Now that there are businesses and activities to attract visitors downtown, the final phase, Adkins said, is to provide housing opportunities. He mentioned the Goetz Tower and the recent sale of the South Main Street building that houses Hope House as possible residential properties. He looks forward to the time when residents are walking their dogs downtown at 10 o’clock at night.
“That’s when you know you have made the entire transition from nothing to some anchors to some sustainability to a full-fledged operating downtown,” he said. “We are two-thirds of the way there.”
Middletown Mayor Larry Mulligan said the planned residential development along South Main Street will “change the landscape of downtown” and “keep the momentum going.”
Then he added: “It’s great to see the effort.”
Most of the credit should go to the owners of the small businesses, those who risked their life savings to chase the American Dream.
One of those is Heather Gibson, owner of Triple Moon Coffee. She opened the coffee shop at 1100 Central Ave. two years ago, and since then, it has become a hub for downtown.

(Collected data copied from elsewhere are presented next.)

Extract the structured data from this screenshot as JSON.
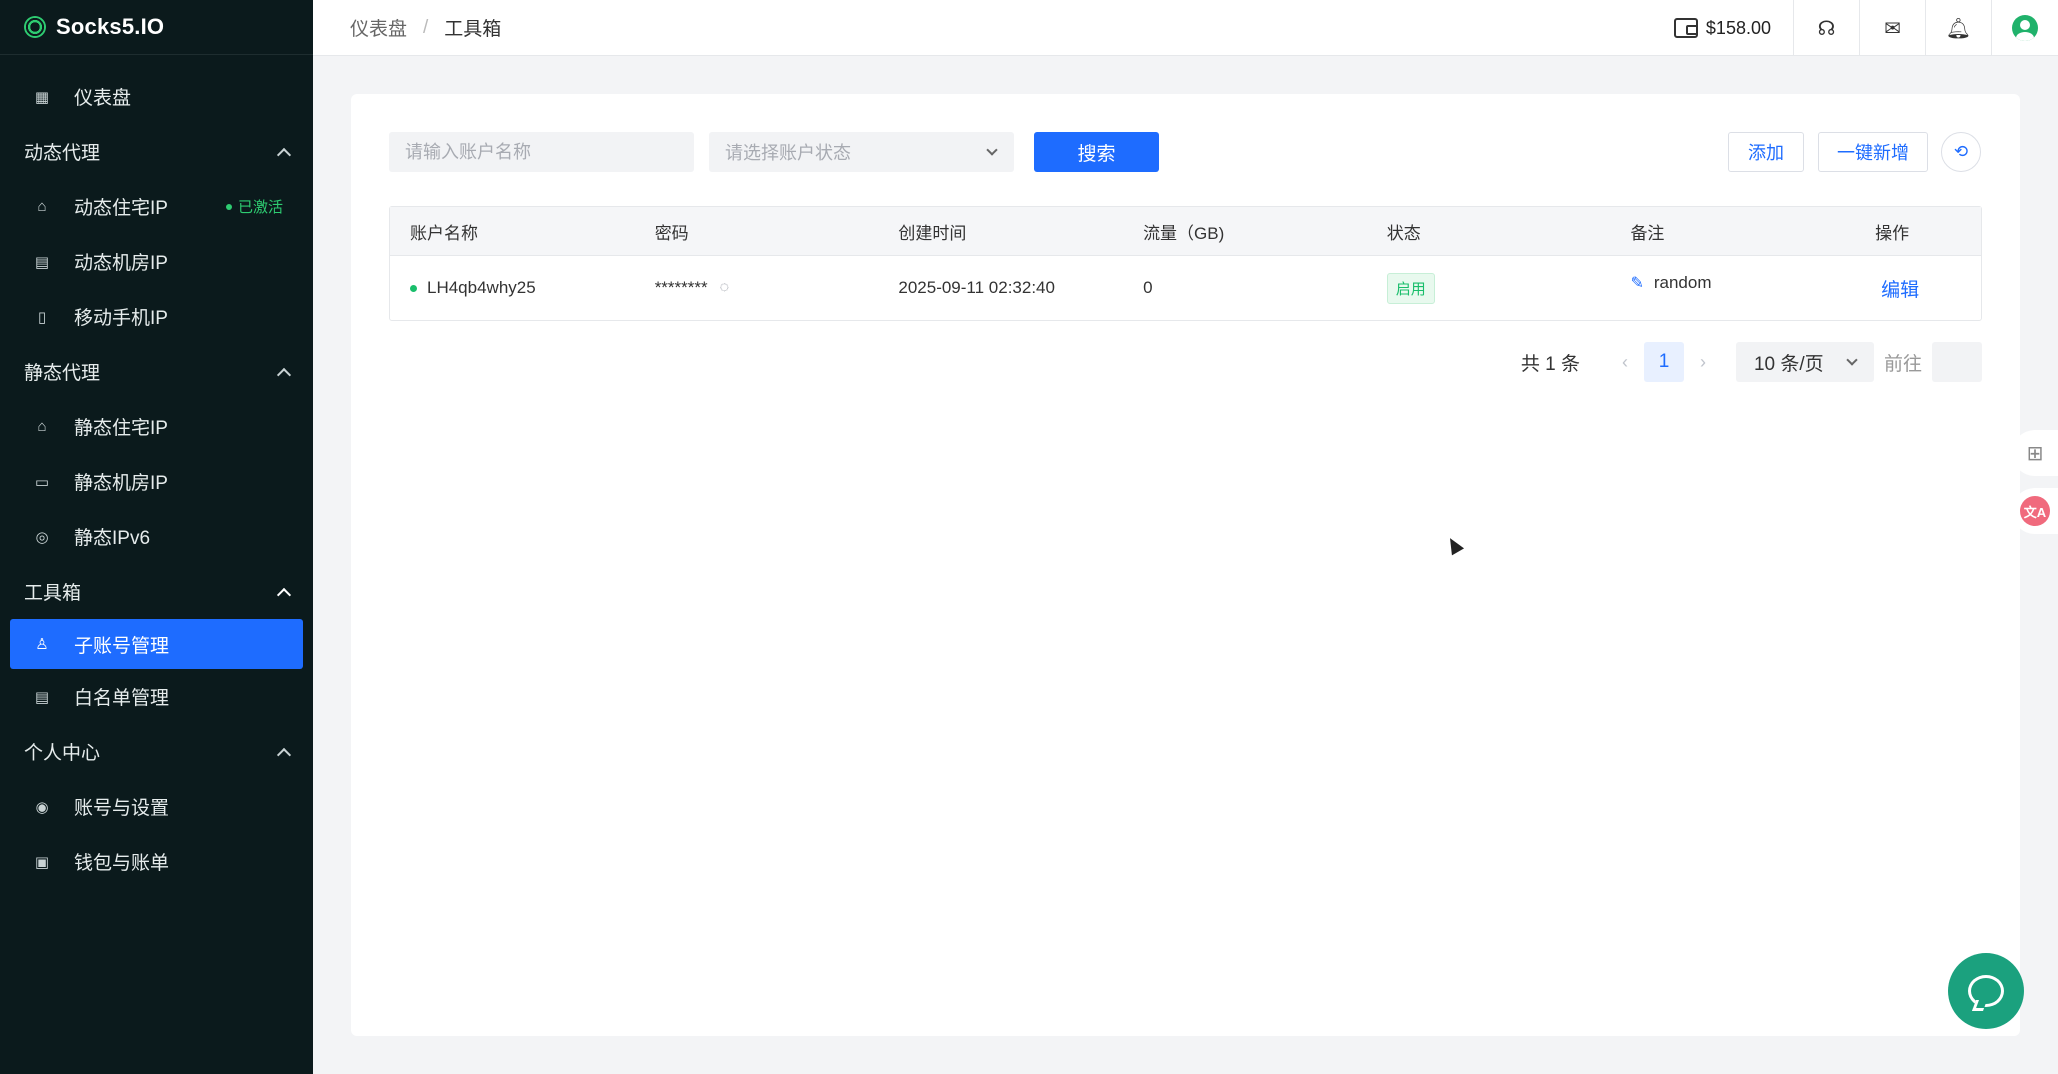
{
  "brand": {
    "name": "Socks5.IO"
  },
  "sidebar": {
    "items": [
      {
        "type": "item",
        "label": "仪表盘",
        "icon": "dashboard-icon"
      },
      {
        "type": "group",
        "label": "动态代理"
      },
      {
        "type": "item",
        "label": "动态住宅IP",
        "icon": "residential-icon",
        "badge": "已激活"
      },
      {
        "type": "item",
        "label": "动态机房IP",
        "icon": "server-icon"
      },
      {
        "type": "item",
        "label": "移动手机IP",
        "icon": "mobile-icon"
      },
      {
        "type": "group",
        "label": "静态代理"
      },
      {
        "type": "item",
        "label": "静态住宅IP",
        "icon": "home-icon"
      },
      {
        "type": "item",
        "label": "静态机房IP",
        "icon": "datacenter-icon"
      },
      {
        "type": "item",
        "label": "静态IPv6",
        "icon": "globe-icon"
      },
      {
        "type": "group",
        "label": "工具箱"
      },
      {
        "type": "item",
        "label": "子账号管理",
        "icon": "subaccount-icon",
        "active": true
      },
      {
        "type": "item",
        "label": "白名单管理",
        "icon": "whitelist-icon"
      },
      {
        "type": "group",
        "label": "个人中心"
      },
      {
        "type": "item",
        "label": "账号与设置",
        "icon": "user-settings-icon"
      },
      {
        "type": "item",
        "label": "钱包与账单",
        "icon": "wallet-icon"
      }
    ]
  },
  "topbar": {
    "breadcrumb": [
      "仪表盘",
      "工具箱"
    ],
    "separator": "/",
    "balance": "$158.00"
  },
  "filters": {
    "name_placeholder": "请输入账户名称",
    "status_placeholder": "请选择账户状态",
    "search_label": "搜索",
    "add_label": "添加",
    "quick_add_label": "一键新增"
  },
  "table": {
    "headers": [
      "账户名称",
      "密码",
      "创建时间",
      "流量（GB)",
      "状态",
      "备注",
      "操作"
    ],
    "rows": [
      {
        "name": "LH4qb4why25",
        "password": "********",
        "created": "2025-09-11 02:32:40",
        "traffic": "0",
        "status": "启用",
        "remark": "random",
        "action": "编辑"
      }
    ]
  },
  "pagination": {
    "total": "共 1 条",
    "current_page": "1",
    "page_size": "10 条/页",
    "goto": "前往"
  },
  "colors": {
    "primary": "#1e6cff",
    "sidebar_bg": "#0b1a1c",
    "success": "#19be6b",
    "chat": "#1ba17e"
  }
}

She has opened her business for non-profits to hold meetings and it’s a popular gathering place for college and high school students.
Sue Wittman, director of Art Central Foundation and owner of Artique inside the Pendleton, has a front-row seat to downtown activity.
When Gibson decided to open her coffee shop, people thought, “she’s crazy,” Wittman said.
There weren’t enough people downtown to support such a business, they thought.
But “it really became a place of community,” Wittman said of the coffee shop. “She was the one who got this ‘new version’ started.”
Adkins knows not every downtown business that opens will survive. The success rate is about 50 percent. For every “opening soon” sign, there’s a “going out of business” sign. But he believes every time a business opens, it plants a seed in another potential entrepreneur.
“Success is obsessive,” Adkins said. “The more people get it, the more people who want it. Success breeds success.”
And sometimes that success can be traced to timing.